Tremors in Emerging Markets Countries – Should PKR Tremble Again?…By :A A H Soomro

June 21, 2023 (MLN):Lately, speculations were rife in Pakistan’s currency markets about the rupee’s ultimate downward abode against King US dollar. A few months ago, speculators (not investors) were painting a hyperinflationary scenario of PKR at 350-400 by June.

The government has thankfully plugged the hole by telling banks to use interbank for card transactions foreign payments and keeping current accounts in check. We are meeting our external debt repayments – rolling them over – successfully with Chinese help amid a never-ending impasse with IMF.

Nevertheless, the can being kicked down the road is getting heavier and bigger.

In other parts of the globe, Nigeria had let its currency (Naira) match the unofficial parallel market nosediving 45% against the USD in a span of a few days. Notwithstanding, Nigeria’s USD 30b plus FX reserves and fairly manageable current account amid high oil prices. The unofficial rate in the economy was 60% higher than the official rate, a situation worse than Pakistan’s.

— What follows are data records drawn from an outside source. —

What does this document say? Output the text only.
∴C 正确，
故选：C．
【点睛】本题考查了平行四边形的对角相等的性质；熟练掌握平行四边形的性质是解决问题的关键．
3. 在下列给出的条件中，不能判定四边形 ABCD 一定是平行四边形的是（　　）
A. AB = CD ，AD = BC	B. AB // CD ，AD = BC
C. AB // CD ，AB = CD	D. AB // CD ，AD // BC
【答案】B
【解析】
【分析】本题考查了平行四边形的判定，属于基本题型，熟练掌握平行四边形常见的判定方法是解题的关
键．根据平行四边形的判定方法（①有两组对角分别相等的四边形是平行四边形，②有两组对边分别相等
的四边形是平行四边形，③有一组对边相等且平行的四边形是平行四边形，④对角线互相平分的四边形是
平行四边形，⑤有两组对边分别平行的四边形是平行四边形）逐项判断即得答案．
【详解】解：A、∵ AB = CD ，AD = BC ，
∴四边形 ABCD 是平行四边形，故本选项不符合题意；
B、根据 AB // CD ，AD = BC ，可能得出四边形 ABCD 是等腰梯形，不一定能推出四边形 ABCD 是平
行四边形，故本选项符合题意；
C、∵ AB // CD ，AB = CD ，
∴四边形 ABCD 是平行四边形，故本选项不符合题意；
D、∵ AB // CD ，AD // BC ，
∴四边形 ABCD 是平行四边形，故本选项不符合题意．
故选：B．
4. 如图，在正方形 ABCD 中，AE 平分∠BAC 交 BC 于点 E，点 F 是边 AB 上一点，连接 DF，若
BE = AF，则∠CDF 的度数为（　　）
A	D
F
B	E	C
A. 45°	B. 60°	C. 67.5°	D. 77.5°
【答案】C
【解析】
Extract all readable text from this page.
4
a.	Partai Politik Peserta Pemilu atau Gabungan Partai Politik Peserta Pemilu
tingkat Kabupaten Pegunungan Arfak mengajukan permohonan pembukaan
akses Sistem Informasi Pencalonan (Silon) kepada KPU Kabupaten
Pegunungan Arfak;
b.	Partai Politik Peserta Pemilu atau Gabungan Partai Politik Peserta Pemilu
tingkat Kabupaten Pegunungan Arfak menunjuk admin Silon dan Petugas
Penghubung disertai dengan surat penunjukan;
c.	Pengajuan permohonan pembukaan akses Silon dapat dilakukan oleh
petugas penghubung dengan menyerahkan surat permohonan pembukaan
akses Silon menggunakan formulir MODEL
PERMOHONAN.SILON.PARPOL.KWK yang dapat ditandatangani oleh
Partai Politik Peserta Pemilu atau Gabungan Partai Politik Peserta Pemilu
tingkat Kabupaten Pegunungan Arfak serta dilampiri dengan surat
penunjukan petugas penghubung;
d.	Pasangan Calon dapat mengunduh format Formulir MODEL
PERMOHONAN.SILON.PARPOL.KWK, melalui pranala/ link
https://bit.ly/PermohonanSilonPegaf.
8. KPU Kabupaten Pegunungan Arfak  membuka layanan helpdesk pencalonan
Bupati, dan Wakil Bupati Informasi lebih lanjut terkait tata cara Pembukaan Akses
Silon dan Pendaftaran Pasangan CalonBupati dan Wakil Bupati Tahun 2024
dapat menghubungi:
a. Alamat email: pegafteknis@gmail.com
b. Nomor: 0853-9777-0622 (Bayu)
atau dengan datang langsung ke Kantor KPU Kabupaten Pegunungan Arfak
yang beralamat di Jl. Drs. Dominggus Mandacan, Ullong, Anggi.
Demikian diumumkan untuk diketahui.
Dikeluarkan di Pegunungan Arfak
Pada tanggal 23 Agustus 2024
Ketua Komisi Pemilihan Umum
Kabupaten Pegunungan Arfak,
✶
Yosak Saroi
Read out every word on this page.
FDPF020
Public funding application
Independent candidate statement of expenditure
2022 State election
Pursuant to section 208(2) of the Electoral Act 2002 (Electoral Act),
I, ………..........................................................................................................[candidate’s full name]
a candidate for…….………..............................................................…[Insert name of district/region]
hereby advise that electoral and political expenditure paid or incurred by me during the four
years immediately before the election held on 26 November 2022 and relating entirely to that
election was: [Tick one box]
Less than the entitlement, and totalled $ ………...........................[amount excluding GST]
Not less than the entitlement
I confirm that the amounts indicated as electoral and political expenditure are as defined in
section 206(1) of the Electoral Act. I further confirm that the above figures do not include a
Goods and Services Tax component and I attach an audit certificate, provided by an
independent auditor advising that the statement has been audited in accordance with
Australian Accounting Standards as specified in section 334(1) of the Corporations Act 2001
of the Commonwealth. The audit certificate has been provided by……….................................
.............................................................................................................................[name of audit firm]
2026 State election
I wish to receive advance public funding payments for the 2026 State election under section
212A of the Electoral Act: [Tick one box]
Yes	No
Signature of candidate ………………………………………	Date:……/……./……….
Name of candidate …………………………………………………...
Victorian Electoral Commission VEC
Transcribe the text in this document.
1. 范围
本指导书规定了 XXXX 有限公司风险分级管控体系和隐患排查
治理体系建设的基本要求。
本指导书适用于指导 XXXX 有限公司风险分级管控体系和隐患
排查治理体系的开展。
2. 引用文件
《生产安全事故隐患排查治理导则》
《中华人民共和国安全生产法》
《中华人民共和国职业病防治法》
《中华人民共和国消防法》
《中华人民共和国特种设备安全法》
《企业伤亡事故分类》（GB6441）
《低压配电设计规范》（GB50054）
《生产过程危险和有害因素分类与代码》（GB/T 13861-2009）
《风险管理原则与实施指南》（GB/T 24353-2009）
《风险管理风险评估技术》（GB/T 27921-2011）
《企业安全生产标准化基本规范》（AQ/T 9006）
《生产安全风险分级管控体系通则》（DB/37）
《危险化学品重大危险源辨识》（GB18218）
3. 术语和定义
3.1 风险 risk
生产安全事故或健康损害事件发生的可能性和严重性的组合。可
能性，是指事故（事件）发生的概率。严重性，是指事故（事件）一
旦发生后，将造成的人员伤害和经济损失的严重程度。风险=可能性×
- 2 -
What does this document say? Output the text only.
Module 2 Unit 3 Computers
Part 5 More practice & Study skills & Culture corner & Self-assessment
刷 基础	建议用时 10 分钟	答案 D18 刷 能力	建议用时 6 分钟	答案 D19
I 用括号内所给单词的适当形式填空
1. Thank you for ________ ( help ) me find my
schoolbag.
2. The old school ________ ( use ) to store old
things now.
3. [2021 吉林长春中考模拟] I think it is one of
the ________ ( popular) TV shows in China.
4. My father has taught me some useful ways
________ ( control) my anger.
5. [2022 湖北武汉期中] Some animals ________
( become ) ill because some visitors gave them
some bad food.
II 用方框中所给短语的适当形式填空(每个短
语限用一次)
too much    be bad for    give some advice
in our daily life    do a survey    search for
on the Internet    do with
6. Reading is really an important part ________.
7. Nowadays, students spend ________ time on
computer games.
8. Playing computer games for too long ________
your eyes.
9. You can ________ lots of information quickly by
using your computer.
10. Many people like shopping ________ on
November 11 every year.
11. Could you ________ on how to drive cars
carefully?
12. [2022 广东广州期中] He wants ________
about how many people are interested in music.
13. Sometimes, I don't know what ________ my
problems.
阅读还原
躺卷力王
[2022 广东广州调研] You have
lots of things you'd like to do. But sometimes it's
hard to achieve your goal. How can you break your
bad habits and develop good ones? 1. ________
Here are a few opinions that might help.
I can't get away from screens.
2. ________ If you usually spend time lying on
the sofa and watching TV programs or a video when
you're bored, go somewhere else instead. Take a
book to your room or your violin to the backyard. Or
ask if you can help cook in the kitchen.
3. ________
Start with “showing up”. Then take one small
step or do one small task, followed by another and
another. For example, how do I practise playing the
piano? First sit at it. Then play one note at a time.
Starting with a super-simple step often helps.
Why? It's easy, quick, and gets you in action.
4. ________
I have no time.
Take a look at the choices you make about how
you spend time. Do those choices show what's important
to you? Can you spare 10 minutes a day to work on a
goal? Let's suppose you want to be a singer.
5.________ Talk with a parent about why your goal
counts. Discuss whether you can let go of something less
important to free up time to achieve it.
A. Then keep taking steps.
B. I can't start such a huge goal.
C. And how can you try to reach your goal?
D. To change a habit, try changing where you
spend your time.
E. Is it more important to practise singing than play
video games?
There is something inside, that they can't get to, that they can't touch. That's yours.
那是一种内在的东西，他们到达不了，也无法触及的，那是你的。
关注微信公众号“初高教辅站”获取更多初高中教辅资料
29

Similarly, despite being externally much resilient, Bangladesh, too, had sought IMF’s support to avert itself from potential crises. A very prudent farsightedness policy-making has let Bangladesh float its currency which has lost 16% against USD in a year.

The interest rates there at 6sh% can be tightened further to rein in the USD outflows and as such arrest Taka’s descent.

Pakistan should have learned the lesson after Covid 19’s stimulus when FX reserves were peaking and the trade deficit was under control. The slow landing of the economy coupled with political flirting with IMF has cost Pakistan’s medium-term creditworthiness.

Bangladesh sought forgiveness from Mr. Market after squandering $15 billion to defend the currency in a year. There is no plan B given mounting FX debt repayments over the next 2-3 years although the hole (trade deficit) is being artificially plugged unsustainably.

By toying with IMF’s bailout, we are playing with the lives of quarter billion people. It doesn’t take a rocket scientist to focus on growing exports, adding value to exports, attracting foreign investment, and stopping importing luxury or non-productive items. We need a countrywide indoctrination of growing exports from Pakistan.